Avocat : CABINET GRIMALDI-MOLINA
Le Tribunal Administratif de Lyon a rejeté la requête d'une infirmière demandant l'annulation du refus de reconnaissance de sa tendinopathie des coudes comme imputable au service. Le tribunal a jugé que les conditions du tableau n°57B des maladies professionnelles (code de la sécurité sociale) n'étaient pas remplies, car l'agent n'effectuait pas habituellement les mouvements répétés spécifiquement prévus par ce tableau. Il a également estimé que la décision contestée était suffisamment motivée et ne méconnaissait pas les dispositions de l'article L. 822-20 du code général de la fonction publique.
Avocat : ASTERIO CABINET D'AVOCATS
La société Sneaksize a demandé au Tribunal Administratif de Paris, en plein contentieux, la restitution ou le reversement à l'Allemagne de la TVA collectée sur des ventes à distance vers ce pays, invoquant un risque de double imposition. Le tribunal a rejeté sa requête, la jugeant irrecevable au motif que la société se trouvait en situation de crédit permanent de TVA au cours des années litigieuses, ce qui faisait obstacle à l'exercice d'une réclamation sur le fondement de l'article L. 190 du livre des procédures fiscales. La décision s'appuie principalement sur les dispositions du code général des impôts et du livre des procédures fiscales relatives aux réclamations et à la déduction de la TVA.

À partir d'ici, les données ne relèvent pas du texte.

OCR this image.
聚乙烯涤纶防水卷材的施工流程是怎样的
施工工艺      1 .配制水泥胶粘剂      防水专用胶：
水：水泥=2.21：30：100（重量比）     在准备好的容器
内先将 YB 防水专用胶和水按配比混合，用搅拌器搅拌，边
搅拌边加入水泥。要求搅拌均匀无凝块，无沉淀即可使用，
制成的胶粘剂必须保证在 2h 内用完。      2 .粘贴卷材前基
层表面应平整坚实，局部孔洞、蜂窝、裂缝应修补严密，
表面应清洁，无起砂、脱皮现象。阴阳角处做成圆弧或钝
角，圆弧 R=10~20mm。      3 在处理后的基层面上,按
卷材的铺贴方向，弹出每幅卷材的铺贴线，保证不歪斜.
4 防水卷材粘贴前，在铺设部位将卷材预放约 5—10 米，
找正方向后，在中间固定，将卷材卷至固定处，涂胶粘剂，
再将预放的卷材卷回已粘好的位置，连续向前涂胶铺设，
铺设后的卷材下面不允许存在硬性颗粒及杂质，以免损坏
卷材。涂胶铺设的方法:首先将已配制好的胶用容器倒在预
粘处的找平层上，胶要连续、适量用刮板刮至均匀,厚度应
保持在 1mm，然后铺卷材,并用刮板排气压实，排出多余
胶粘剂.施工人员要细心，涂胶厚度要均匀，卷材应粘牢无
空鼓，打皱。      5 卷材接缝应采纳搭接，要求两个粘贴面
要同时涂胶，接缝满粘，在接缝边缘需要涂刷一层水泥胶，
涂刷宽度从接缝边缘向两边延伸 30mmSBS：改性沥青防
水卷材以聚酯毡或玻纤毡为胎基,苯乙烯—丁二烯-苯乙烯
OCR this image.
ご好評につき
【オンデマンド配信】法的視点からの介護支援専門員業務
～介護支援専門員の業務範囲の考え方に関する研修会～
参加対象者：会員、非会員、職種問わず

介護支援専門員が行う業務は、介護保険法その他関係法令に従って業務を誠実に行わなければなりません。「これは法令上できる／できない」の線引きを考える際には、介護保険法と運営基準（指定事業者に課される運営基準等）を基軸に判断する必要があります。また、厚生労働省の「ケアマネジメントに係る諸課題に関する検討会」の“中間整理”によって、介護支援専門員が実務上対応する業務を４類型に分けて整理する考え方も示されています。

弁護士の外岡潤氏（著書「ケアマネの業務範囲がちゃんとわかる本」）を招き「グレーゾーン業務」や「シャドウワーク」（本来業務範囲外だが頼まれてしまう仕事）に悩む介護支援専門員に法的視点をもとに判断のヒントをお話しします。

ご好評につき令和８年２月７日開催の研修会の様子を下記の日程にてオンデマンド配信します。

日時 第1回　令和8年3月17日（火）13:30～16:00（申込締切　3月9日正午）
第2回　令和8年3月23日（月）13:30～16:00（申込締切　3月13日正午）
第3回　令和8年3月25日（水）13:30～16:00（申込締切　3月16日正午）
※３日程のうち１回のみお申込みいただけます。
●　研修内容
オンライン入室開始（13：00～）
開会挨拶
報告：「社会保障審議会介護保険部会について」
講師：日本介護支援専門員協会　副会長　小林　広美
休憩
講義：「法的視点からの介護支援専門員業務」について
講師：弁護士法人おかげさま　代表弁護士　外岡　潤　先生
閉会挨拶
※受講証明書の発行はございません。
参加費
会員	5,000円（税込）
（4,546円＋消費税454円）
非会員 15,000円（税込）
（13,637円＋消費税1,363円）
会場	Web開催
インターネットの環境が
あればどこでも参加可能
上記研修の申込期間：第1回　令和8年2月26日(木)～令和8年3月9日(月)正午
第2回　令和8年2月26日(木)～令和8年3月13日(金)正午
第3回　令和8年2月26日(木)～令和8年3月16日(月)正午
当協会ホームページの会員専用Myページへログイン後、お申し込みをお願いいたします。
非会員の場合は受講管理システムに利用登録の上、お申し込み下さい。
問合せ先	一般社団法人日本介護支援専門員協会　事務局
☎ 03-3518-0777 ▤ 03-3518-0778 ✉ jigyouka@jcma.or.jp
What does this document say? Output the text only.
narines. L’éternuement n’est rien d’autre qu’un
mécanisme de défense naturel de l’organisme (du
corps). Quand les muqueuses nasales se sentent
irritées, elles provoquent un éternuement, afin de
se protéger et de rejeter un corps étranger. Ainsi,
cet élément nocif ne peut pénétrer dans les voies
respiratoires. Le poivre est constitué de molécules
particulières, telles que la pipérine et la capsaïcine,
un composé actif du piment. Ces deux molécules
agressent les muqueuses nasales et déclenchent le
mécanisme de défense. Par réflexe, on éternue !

Avocat : CABINET NATAF ET PLANCHAT (SCP)
Le Tribunal Administratif de Paris a rejeté la requête de M. C..., un ressortissant sri-lankais, qui contestait un arrêté préfectoral lui refusant un titre de séjour et lui enjoignant de quitter le territoire. Le tribunal a jugé que la décision était régulière, suffisamment motivée et ne méconnaissait pas le droit au respect de la vie privée et familiale garanti par l'article 8 de la Convention européenne des droits de l'homme. Il a appliqué les dispositions du code de l'entrée et du séjour des étrangers et du droit d'asile, notamment ses articles L. 423-23 et L. 435-1.